JoeJ said:
But you can implement a job system yourself with std::thread of course, likely using atomic counters to push and pop work, and i also use atomics for sync.
Well, `std::thread` itself is mostly a low level component, along with the atomics, locks, condition variables, etc. So to write a job system or other low level threaded code, something to consider rather than the Window's or pthread API, certain intrinsics, etc.
As well as the single API, the main advantage is handling things like passing parameters, return types, and capturing exceptions, while the platform API might basically just give you a “void*” sized parameter and an integer exit status for you to build stuff on top of.
In theory, the C++ async task/job system is `std::async`. An implementation may implement it with a thread pool to avoid the thread starting cost (I believe most do), and may restrict it to a fairly optimal max thread limit (don't recall noticing any do this, probably because they assume your threads will block and stuff). But you have very little control over this.
And when making your own thread pool, you can still make use of `std::future` etc. to get basically the same API, but with much more control. Although quite possibly you can gain a bit more performance without any of those C++ library things.
JoeJ said:
I have the same question - not sure if it is possible to get information which threads run on the same core or which cores run an the same chiplet etc.
There are API's to get the NUMA nodes, physical core count, logical core count, etc. The only multi-NUMA system you are likely to come across is 1st and 2nd Gen Threadripper. Anything more detailed, I think you would have to just code for the specific CPU series if you were interested, unless there are API's I missed detailing say CCX layout, and those will be forward compatible with whatever the next AMD/Intel/etc. design is.
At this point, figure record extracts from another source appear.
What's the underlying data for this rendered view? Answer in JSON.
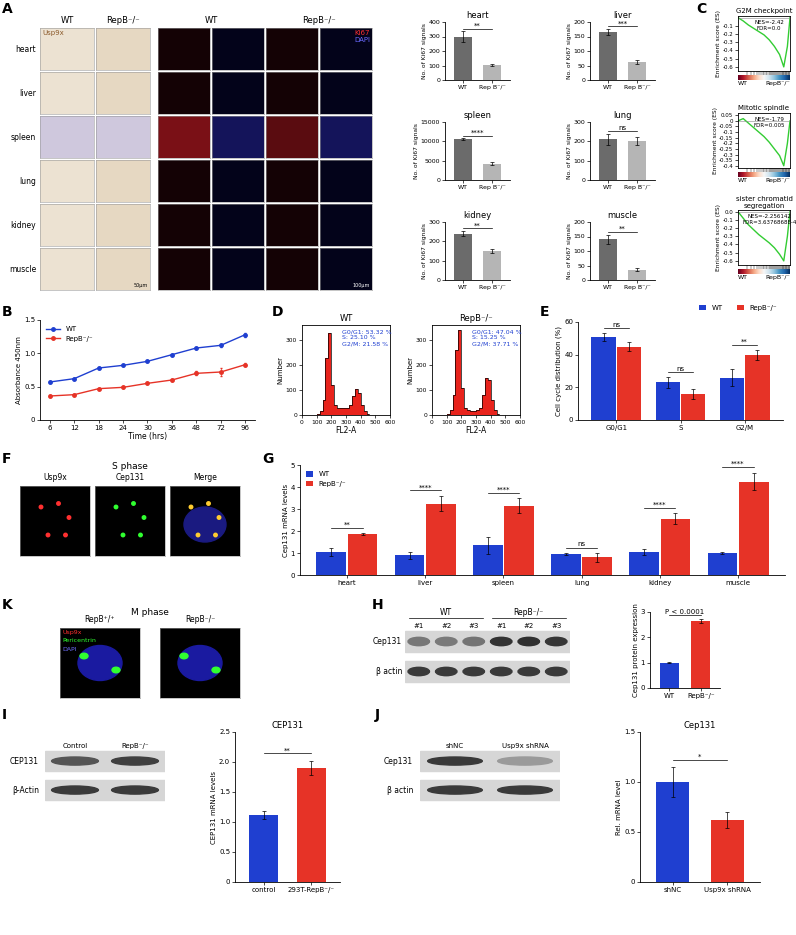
{
  "panel_labels": [
    "A",
    "B",
    "C",
    "D",
    "E",
    "F",
    "G",
    "H",
    "I",
    "J",
    "K"
  ],
  "panel_A_images": {
    "ihc_columns": [
      "WT",
      "RepB⁻/⁻"
    ],
    "if_columns": [
      "WT",
      "RepB⁻/⁻"
    ],
    "rows": [
      "heart",
      "liver",
      "spleen",
      "lung",
      "kidney",
      "muscle"
    ],
    "ihc_stain": "Usp9x",
    "if_stains": [
      "Ki67",
      "DAPI"
    ],
    "scale_bars": [
      "50μm",
      "100μm"
    ]
  },
  "panel_F_images": {
    "title": "S phase",
    "columns": [
      "Usp9x",
      "Cep131",
      "Merge"
    ]
  },
  "panel_K_images": {
    "title": "M phase",
    "columns": [
      "RepB⁺/⁺",
      "RepB⁻/⁻"
    ],
    "stains": [
      "Usp9x",
      "Pericentrin",
      "DAPI"
    ]
  },
  "blots": {
    "H": {
      "groups": [
        "WT",
        "RepB⁻/⁻"
      ],
      "lanes": [
        "#1",
        "#2",
        "#3",
        "#1",
        "#2",
        "#3"
      ],
      "rows": [
        "Cep131",
        "β actin"
      ]
    },
    "I": {
      "lanes": [
        "Control",
        "RepB⁻/⁻"
      ],
      "rows": [
        "CEP131",
        "β-Actin"
      ]
    },
    "J": {
      "lanes": [
        "shNC",
        "Usp9x shRNA"
      ],
      "rows": [
        "Cep131",
        "β actin"
      ]
    }
  },
  "chart_data": [
    {
      "type": "bar",
      "title": "heart",
      "categories": [
        "WT",
        "Rep B⁻/⁻"
      ],
      "values": [
        300,
        105
      ],
      "errors": [
        35,
        8
      ],
      "colors": [
        "#6b6b6b",
        "#b5b5b5"
      ],
      "ylabel": "No. of Ki67 signals",
      "ylim": [
        0,
        400
      ],
      "yticks": [
        0,
        100,
        200,
        300,
        400
      ],
      "annotation": "**"
    },
    {
      "type": "bar",
      "title": "liver",
      "categories": [
        "WT",
        "Rep B⁻/⁻"
      ],
      "values": [
        165,
        62
      ],
      "errors": [
        10,
        6
      ],
      "colors": [
        "#6b6b6b",
        "#b5b5b5"
      ],
      "ylabel": "No. of Ki67 signals",
      "ylim": [
        0,
        200
      ],
      "yticks": [
        0,
        50,
        100,
        150,
        200
      ],
      "annotation": "***"
    },
    {
      "type": "bar",
      "title": "spleen",
      "categories": [
        "WT",
        "Rep B⁻/⁻"
      ],
      "values": [
        10500,
        4200
      ],
      "errors": [
        250,
        350
      ],
      "colors": [
        "#6b6b6b",
        "#b5b5b5"
      ],
      "ylabel": "No. of Ki67 signals",
      "ylim": [
        0,
        15000
      ],
      "yticks": [
        0,
        5000,
        10000,
        15000
      ],
      "annotation": "****"
    },
    {
      "type": "bar",
      "title": "lung",
      "categories": [
        "WT",
        "Rep B⁻/⁻"
      ],
      "values": [
        210,
        200
      ],
      "errors": [
        30,
        20
      ],
      "colors": [
        "#6b6b6b",
        "#b5b5b5"
      ],
      "ylabel": "No. of Ki67 signals",
      "ylim": [
        0,
        300
      ],
      "yticks": [
        0,
        100,
        200,
        300
      ],
      "annotation": "ns"
    },
    {
      "type": "bar",
      "title": "kidney",
      "categories": [
        "WT",
        "Rep B⁻/⁻"
      ],
      "values": [
        240,
        150
      ],
      "errors": [
        12,
        12
      ],
      "colors": [
        "#6b6b6b",
        "#b5b5b5"
      ],
      "ylabel": "No. of Ki67 signals",
      "ylim": [
        0,
        300
      ],
      "yticks": [
        0,
        100,
        200,
        300
      ],
      "annotation": "**"
    },
    {
      "type": "bar",
      "title": "muscle",
      "categories": [
        "WT",
        "Rep B⁻/⁻"
      ],
      "values": [
        140,
        35
      ],
      "errors": [
        15,
        5
      ],
      "colors": [
        "#6b6b6b",
        "#b5b5b5"
      ],
      "ylabel": "No. of Ki67 signals",
      "ylim": [
        0,
        200
      ],
      "yticks": [
        0,
        50,
        100,
        150,
        200
      ],
      "annotation": "**"
    },
    {
      "type": "line",
      "title": "G2M checkpoint",
      "x": [
        0,
        10,
        20,
        30,
        40,
        50,
        60,
        70,
        80,
        88,
        95,
        100
      ],
      "values": [
        0,
        -0.04,
        -0.09,
        -0.13,
        -0.17,
        -0.21,
        -0.27,
        -0.35,
        -0.45,
        -0.6,
        -0.35,
        0
      ],
      "color": "#33cc33",
      "xlim": [
        0,
        100
      ],
      "ylim": [
        -0.65,
        0.02
      ],
      "yticks": [
        -0.1,
        -0.2,
        -0.3,
        -0.4,
        -0.5,
        -0.6
      ],
      "ylabel": "Enrichment score (ES)",
      "annotations": [
        "NES=-2.42",
        "FDR=0.0"
      ],
      "end_labels": [
        "WT",
        "RepB⁻/⁻"
      ],
      "tick_labels": "y"
    },
    {
      "type": "line",
      "title": "Mitotic spindle",
      "x": [
        0,
        10,
        20,
        30,
        40,
        50,
        60,
        70,
        80,
        88,
        95,
        100
      ],
      "values": [
        0,
        0.02,
        -0.02,
        -0.06,
        -0.1,
        -0.14,
        -0.19,
        -0.25,
        -0.31,
        -0.4,
        -0.2,
        0
      ],
      "color": "#33cc33",
      "xlim": [
        0,
        100
      ],
      "ylim": [
        -0.42,
        0.07
      ],
      "yticks": [
        0.05,
        0,
        -0.05,
        -0.1,
        -0.15,
        -0.2,
        -0.25,
        -0.3,
        -0.35,
        -0.4
      ],
      "ylabel": "Enrichment score (ES)",
      "annotations": [
        "NES=-1.79",
        "FDR=0.005"
      ],
      "end_labels": [
        "WT",
        "RepB⁻/⁻"
      ],
      "tick_labels": "y"
    },
    {
      "type": "line",
      "title": "sister chromatid segregation",
      "x": [
        0,
        10,
        20,
        30,
        40,
        50,
        60,
        70,
        80,
        88,
        95,
        100
      ],
      "values": [
        0,
        -0.08,
        -0.16,
        -0.22,
        -0.28,
        -0.33,
        -0.38,
        -0.44,
        -0.52,
        -0.6,
        -0.3,
        0
      ],
      "color": "#33cc33",
      "xlim": [
        0,
        100
      ],
      "ylim": [
        -0.65,
        0.02
      ],
      "yticks": [
        {
          "value": 0,
          "label": "0.0"
        },
        -0.1,
        -0.2,
        -0.3,
        -0.4,
        -0.5,
        -0.6
      ],
      "ylabel": "Enrichment score (ES)",
      "annotations": [
        "NES=-2.256142",
        "FDR=3.6376868E-4"
      ],
      "end_labels": [
        "WT",
        "RepB⁻/⁻"
      ],
      "tick_labels": "y"
    },
    {
      "type": "line",
      "categories": [
        "6",
        "12",
        "18",
        "24",
        "30",
        "36",
        "48",
        "72",
        "96"
      ],
      "series": [
        {
          "name": "WT",
          "color": "#1f3fd0",
          "marker": "o",
          "line_style": "solid",
          "values": [
            0.57,
            0.62,
            0.78,
            0.82,
            0.88,
            0.98,
            1.08,
            1.12,
            1.28
          ],
          "errors": [
            0.01,
            0.01,
            0.01,
            0.01,
            0.01,
            0.01,
            0.01,
            0.02,
            0.03
          ]
        },
        {
          "name": "RepB⁻/⁻",
          "color": "#e63327",
          "marker": "o",
          "line_style": "solid",
          "values": [
            0.36,
            0.38,
            0.47,
            0.49,
            0.55,
            0.6,
            0.7,
            0.72,
            0.83
          ],
          "errors": [
            0.01,
            0.01,
            0.01,
            0.01,
            0.01,
            0.02,
            0.03,
            0.06,
            0.02
          ]
        }
      ],
      "xlabel": "Time (hrs)",
      "ylabel": "Absorbance 450nm",
      "ylim": [
        0,
        1.5
      ],
      "yticks": [
        0,
        0.5,
        {
          "value": 1,
          "label": "1.0"
        },
        1.5
      ],
      "legend": "upper left"
    },
    {
      "type": "histogram",
      "title": "WT",
      "bins": [
        0,
        20,
        40,
        60,
        80,
        100,
        120,
        140,
        160,
        180,
        200,
        220,
        240,
        260,
        280,
        300,
        320,
        340,
        360,
        380,
        400,
        420,
        440,
        460,
        480,
        500,
        520,
        540,
        560,
        580,
        600
      ],
      "counts": [
        0,
        0,
        0,
        0,
        0,
        5,
        15,
        60,
        230,
        330,
        120,
        40,
        30,
        28,
        28,
        30,
        40,
        75,
        105,
        90,
        40,
        15,
        5,
        0,
        0,
        0,
        0,
        0,
        0,
        0
      ],
      "color": "#e8231c",
      "annotations": [
        "G0/G1: 53.32 %",
        "S: 25.10 %",
        "G2/M: 21.58 %"
      ],
      "xlabel": "FL2-A",
      "ylabel": "Number",
      "xlim": [
        0,
        600
      ],
      "xticks": [
        0,
        100,
        200,
        300,
        400,
        500,
        600
      ],
      "ylim": [
        0,
        360
      ],
      "yticks": [
        0,
        100,
        200,
        300
      ]
    },
    {
      "type": "histogram",
      "title": "RepB⁻/⁻",
      "bins": [
        0,
        20,
        40,
        60,
        80,
        100,
        120,
        140,
        160,
        180,
        200,
        220,
        240,
        260,
        280,
        300,
        320,
        340,
        360,
        380,
        400,
        420,
        440,
        460,
        480,
        500,
        520,
        540,
        560,
        580,
        600
      ],
      "counts": [
        0,
        0,
        0,
        0,
        0,
        5,
        20,
        80,
        260,
        340,
        110,
        30,
        20,
        18,
        18,
        20,
        30,
        80,
        150,
        140,
        60,
        20,
        5,
        0,
        0,
        0,
        0,
        0,
        0,
        0
      ],
      "color": "#e8231c",
      "annotations": [
        "G0/G1: 47.04 %",
        "S: 15.25 %",
        "G2/M: 37.71 %"
      ],
      "xlabel": "FL2-A",
      "ylabel": "Number",
      "xlim": [
        0,
        600
      ],
      "xticks": [
        0,
        100,
        200,
        300,
        400,
        500,
        600
      ],
      "ylim": [
        0,
        360
      ],
      "yticks": [
        0,
        100,
        200,
        300
      ]
    },
    {
      "type": "bar",
      "categories": [
        "G0/G1",
        "S",
        "G2/M"
      ],
      "series": [
        {
          "name": "WT",
          "color": "#1f3fd0",
          "values": [
            51,
            23,
            26
          ],
          "errors": [
            2.5,
            3.5,
            5
          ]
        },
        {
          "name": "RepB⁻/⁻",
          "color": "#e63327",
          "values": [
            45,
            16,
            40
          ],
          "errors": [
            2.5,
            3,
            3
          ]
        }
      ],
      "ylabel": "Cell cycle distribution (%)",
      "ylim": [
        0,
        60
      ],
      "yticks": [
        0,
        20,
        40,
        60
      ],
      "annotations": [
        "ns",
        "ns",
        "**"
      ],
      "legend": "upper right"
    },
    {
      "type": "bar",
      "categories": [
        "heart",
        "liver",
        "spleen",
        "lung",
        "kidney",
        "muscle"
      ],
      "series": [
        {
          "name": "WT",
          "color": "#1f3fd0",
          "values": [
            1.05,
            0.9,
            1.35,
            0.95,
            1.05,
            1.0
          ],
          "errors": [
            0.2,
            0.15,
            0.4,
            0.05,
            0.15,
            0.05
          ]
        },
        {
          "name": "RepB⁻/⁻",
          "color": "#e63327",
          "values": [
            1.85,
            3.25,
            3.15,
            0.8,
            2.55,
            4.25
          ],
          "errors": [
            0.05,
            0.35,
            0.35,
            0.2,
            0.25,
            0.4
          ]
        }
      ],
      "ylabel": "Cep131 mRNA levels",
      "ylim": [
        0,
        5
      ],
      "yticks": [
        0,
        1,
        2,
        3,
        4,
        5
      ],
      "annotations": [
        "**",
        "****",
        "****",
        "ns",
        "****",
        "****"
      ],
      "legend": "upper left"
    },
    {
      "type": "bar",
      "categories": [
        "WT",
        "RepB⁻/⁻"
      ],
      "values": [
        1.0,
        2.65
      ],
      "errors": [
        0.03,
        0.08
      ],
      "colors": [
        "#1f3fd0",
        "#e63327"
      ],
      "ylabel": "Cep131 protein expression",
      "ylim": [
        0,
        3
      ],
      "yticks": [
        0,
        1,
        2,
        3
      ],
      "annotation": "P < 0.0001"
    },
    {
      "type": "bar",
      "title": "CEP131",
      "categories": [
        "control",
        "293T-RepB⁻/⁻"
      ],
      "values": [
        1.12,
        1.9
      ],
      "errors": [
        0.07,
        0.12
      ],
      "colors": [
        "#1f3fd0",
        "#e63327"
      ],
      "ylabel": "CEP131 mRNA levels",
      "ylim": [
        0,
        2.5
      ],
      "yticks": [
        0,
        0.5,
        {
          "value": 1,
          "label": "1.0"
        },
        1.5,
        {
          "value": 2,
          "label": "2.0"
        },
        2.5
      ],
      "annotation": "**"
    },
    {
      "type": "bar",
      "title": "Cep131",
      "categories": [
        "shNC",
        "Usp9x shRNA"
      ],
      "values": [
        1.0,
        0.62
      ],
      "errors": [
        0.15,
        0.08
      ],
      "colors": [
        "#1f3fd0",
        "#e63327"
      ],
      "ylabel": "Rel. mRNA level",
      "ylim": [
        0,
        1.5
      ],
      "yticks": [
        0,
        0.5,
        {
          "value": 1,
          "label": "1.0"
        },
        1.5
      ],
      "annotation": "*"
    }
  ]
}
You can set per-thread affinity. But at this point you are basically trying to out think the system scheduler. Would certainly need a lot of testing, because you have to consider what the 100's or 1000's of other processes/threads on the system are wanting to do. On something like say a console, where you can code to a specific design, this could make a lot more sense.
e.g. If you restrict one of your threads to a specific logical core, and the CPU is almost idle and your thread wants to run, but oh Chrome, or Steam, or whatever is currently on that core, well now you don't run until it's time slice is done, and are almost certainly a lot worse off.
Maybe the OS is clever enough to go “oh that thread wants to run 99% of the time and it's only on core 2, it's not running right now but still maybe I better put this other thing not on core 2”, but honestly that would surprise me.
Now maybe instead you try a mid way and lock all your threads to one logical core per physical core. This would still need a lot of testing though, and you still can't stop other programs running on the same physical core as you with SMT (at least without some nasty hacking to change other programs affinity dynamically).